When was the first time you wrote anything resembling a story that wasn’t just for class? Do you still have a copy of it somewhere? What was it about?
I wish I could remember! I do remember writing a story in class when I should have been paying attention. I think I was in fifth grade, although I’m not sure it counts as the first time I wrote something that wasn’t for class. It was a story about a boy who wanders into a crypt and sees a dead body rise out of its tomb. Apparently, I was writing horror even back then! I remember the teacher snatched it away from me and read it to the class, perhaps to embarrass me, but all the kids were into it! I guess that’s when I got my first taste of writing for an audience!
What are the top three books on the top of your “to be read” stack right now?
Yours Cruelly, Elvira by Cassandra Peterson jumped right to the top of my TBR list the moment it came out. Mexican Gothic by Silvia Moreno-Garcia and My Heart Is a Chainsaw by Stephen Graham Jones round out the top three.

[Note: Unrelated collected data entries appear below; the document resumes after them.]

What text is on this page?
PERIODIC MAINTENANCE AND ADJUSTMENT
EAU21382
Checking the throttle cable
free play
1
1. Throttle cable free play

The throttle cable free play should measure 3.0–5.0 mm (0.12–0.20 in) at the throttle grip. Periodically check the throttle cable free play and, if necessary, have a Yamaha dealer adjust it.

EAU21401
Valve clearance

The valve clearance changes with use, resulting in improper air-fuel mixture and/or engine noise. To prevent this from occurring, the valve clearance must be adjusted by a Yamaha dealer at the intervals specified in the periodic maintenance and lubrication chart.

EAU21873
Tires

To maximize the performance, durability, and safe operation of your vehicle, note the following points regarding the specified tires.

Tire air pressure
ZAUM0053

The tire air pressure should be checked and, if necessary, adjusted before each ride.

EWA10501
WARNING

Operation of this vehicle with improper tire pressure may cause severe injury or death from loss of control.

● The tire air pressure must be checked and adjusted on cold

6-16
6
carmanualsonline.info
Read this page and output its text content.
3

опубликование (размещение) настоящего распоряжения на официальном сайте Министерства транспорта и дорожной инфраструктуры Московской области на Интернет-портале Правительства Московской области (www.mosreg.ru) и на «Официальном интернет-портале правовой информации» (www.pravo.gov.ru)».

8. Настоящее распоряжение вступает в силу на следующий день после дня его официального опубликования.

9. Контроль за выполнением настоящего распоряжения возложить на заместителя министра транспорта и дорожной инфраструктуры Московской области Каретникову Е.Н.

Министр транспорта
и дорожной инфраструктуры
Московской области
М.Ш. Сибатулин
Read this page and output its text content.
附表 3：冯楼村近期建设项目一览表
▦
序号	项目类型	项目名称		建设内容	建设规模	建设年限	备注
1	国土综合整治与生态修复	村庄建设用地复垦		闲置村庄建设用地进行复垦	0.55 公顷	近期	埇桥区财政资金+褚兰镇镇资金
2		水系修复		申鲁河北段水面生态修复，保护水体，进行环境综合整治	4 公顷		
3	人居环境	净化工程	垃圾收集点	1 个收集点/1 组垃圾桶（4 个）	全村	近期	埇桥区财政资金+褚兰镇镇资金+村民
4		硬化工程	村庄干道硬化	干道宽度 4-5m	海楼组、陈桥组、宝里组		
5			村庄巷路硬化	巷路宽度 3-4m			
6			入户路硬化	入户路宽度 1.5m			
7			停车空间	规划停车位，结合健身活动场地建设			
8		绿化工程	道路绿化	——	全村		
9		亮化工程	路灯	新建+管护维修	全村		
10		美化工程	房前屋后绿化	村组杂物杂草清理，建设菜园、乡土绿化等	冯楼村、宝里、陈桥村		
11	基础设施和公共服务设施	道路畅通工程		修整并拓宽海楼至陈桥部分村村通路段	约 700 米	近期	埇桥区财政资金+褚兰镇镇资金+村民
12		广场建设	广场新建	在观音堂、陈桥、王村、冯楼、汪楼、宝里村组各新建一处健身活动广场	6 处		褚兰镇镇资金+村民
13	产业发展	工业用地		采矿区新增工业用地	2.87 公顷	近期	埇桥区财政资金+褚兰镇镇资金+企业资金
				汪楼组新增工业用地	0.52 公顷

The book comes out during the greatest month of the year: October. What’s your favorite memory of Halloween?
Obviously, October is my favorite month and Halloween is my favorite holiday! I have many fond memories of trick-or-treating as a child in Westport, Connecticut. My brother and I wore cheap costumes bought from the local drug store, which had stiff plastic masks with tight elastic straps and crinkly plastic shirts that had the name and image of the character we were supposed to be on them. So if I was wearing a Spock mask, the shirt had a picture of Spock, as if Spock would wear a shirt with his own image on it! I also remember our parents taking away any candy that wasn’t properly wrapped, in case some maniac had drugged it or hidden a razor blade inside. Any families who candied their own apples to give out on Halloween would be sad to know their hard work was thrown right in the trash in our house!
What’s up next for you, writing-wise?
As I mentioned, I’m working on the second Laura Powell novel now, which is tentatively called The Stone Serpent and involves random victims of petrifaction within a strict, separatist religious sect in the Hudson Valley. I’m hoping this one will be as well received as The Hungry Earth has been so far!